Data center operators across Asia Pacific and Japan are resisting virtualization for critical application environments, according to new research.
While server consolidation is a high priority for most data center operators, it is only occurring for non-critical application servers, according to Symantec's global state of the data center survey, which questioned 800 data center managers from 14 countries.
Just 20 percent of respondents said they would consolidate mission critical servers but 59 percent said they were happy to virtualize 'relatively unimportant' ones.
Forty-three percent said they would consolidate 'test and development' servers.
Paul Lancaster, systems engineering director at Symantec Australia, said the results show administrators do not yet trust virtualization for critical apps.
"The survey showed there are a number of concerns around large investments into the virtualization of physical servers. The first was around mission critical servers not being deployed onto a virtualization platform," he told ZDNet Asia's sister site ZDNet Australia.
The survey also revealed fewer data center managers in Asia Pacific (29 percent) had started virtualizing servers compared to the world average of 39 percent.
Analysts agree that for many larger organizations, the uptake of virtualization has been slow for production environments while it has been rapid for lower risk environments.
"Virtualization of test and development environments has exploded.
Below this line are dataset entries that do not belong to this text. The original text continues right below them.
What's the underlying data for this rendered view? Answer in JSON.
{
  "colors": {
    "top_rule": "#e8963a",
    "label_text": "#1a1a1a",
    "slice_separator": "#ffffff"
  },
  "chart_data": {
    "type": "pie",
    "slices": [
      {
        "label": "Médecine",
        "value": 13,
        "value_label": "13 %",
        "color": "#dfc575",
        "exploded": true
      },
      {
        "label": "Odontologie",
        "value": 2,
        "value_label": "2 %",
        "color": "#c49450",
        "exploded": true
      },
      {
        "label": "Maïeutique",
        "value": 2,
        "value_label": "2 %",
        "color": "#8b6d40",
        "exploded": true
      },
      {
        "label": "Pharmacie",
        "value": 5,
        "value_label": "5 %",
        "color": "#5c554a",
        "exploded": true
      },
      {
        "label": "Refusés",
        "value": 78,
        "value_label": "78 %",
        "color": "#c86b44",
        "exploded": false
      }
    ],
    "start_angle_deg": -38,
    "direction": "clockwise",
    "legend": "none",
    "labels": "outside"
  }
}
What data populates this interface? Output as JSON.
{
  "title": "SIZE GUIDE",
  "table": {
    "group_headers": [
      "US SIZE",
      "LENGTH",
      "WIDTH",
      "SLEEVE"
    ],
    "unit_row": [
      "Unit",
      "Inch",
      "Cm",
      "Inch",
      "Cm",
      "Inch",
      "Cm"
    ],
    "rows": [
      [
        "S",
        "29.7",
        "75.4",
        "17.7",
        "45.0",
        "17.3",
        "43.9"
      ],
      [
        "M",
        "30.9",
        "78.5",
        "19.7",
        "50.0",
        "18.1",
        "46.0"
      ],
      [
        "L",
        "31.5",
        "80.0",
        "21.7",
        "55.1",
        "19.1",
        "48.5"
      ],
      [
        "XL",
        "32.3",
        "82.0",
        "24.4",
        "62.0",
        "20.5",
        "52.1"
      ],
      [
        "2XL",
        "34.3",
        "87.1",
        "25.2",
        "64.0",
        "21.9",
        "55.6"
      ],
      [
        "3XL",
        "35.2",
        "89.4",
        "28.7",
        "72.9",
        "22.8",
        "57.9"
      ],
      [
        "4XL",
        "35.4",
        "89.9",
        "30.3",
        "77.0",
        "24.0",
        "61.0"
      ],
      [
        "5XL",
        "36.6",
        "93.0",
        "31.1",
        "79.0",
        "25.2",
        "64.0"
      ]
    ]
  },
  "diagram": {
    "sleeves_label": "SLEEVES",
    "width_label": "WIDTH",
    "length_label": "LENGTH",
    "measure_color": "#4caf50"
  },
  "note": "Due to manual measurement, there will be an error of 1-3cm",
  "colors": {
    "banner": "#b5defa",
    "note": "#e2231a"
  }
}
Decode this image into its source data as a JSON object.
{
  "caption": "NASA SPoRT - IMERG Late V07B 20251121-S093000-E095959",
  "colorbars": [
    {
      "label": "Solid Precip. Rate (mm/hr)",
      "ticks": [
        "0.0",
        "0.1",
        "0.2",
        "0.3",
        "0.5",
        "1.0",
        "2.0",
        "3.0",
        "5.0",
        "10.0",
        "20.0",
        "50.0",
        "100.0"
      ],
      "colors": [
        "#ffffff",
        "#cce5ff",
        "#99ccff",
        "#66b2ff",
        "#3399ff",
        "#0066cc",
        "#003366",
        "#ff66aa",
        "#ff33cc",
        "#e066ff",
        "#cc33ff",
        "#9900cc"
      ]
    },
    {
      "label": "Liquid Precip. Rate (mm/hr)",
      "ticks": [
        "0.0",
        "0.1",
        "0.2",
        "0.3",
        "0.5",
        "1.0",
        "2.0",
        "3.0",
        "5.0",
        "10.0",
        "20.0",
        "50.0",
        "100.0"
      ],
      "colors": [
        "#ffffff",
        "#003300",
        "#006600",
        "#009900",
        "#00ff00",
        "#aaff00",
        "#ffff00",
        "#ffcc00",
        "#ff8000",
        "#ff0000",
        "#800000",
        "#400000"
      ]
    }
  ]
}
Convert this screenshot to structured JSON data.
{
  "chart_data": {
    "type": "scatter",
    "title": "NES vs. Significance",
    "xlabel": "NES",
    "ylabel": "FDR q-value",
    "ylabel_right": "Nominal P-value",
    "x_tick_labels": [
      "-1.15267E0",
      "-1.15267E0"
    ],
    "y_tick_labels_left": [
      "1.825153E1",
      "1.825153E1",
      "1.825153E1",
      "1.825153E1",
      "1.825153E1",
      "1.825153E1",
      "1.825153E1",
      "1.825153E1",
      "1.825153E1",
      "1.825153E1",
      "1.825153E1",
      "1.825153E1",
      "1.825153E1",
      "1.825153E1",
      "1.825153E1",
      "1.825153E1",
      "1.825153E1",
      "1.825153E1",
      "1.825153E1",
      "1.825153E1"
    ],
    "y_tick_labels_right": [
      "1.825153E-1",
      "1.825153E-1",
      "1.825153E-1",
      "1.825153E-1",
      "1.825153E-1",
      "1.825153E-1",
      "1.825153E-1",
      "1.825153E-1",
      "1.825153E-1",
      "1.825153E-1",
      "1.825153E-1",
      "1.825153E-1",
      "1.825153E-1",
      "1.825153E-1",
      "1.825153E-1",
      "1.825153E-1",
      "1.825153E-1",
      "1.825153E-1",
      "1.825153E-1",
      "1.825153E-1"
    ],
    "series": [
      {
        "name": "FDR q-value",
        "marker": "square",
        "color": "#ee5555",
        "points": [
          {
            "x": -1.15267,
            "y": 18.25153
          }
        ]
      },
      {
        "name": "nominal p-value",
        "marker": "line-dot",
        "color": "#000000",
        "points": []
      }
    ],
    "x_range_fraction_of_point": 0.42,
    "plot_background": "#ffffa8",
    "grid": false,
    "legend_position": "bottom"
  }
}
Of course, test and development has a low impact if it goes wrong, but it also offers huge value in reducing the number of servers," Intelligent Business Research Services analyst Kevin McIsaac told ZDNet Australia.
Other major problems facing data center operators, according to Symantec's research, are difficulties finding and retaining staff and meeting increasingly tough service level agreements (SLAs).
However McIsaac said the issue of labor shortages is certainly not data center-specific and disagreed that meeting SLAs, at least for Australian data center operators, is a major problem.
A greater problem, according to McIsaac, is the issue of power and cooling due to aging buildings that don't permit operators to replace data centers with new air conditioning technology.
"Every three to four years, the power of servers has gone up significantly, yet data centers are only refreshed every 20 to 25 years. The answer to that is that we need the physical infrastructure--power and cooling--to be modular, so you can rip it out every five to seven years," said McIsaac.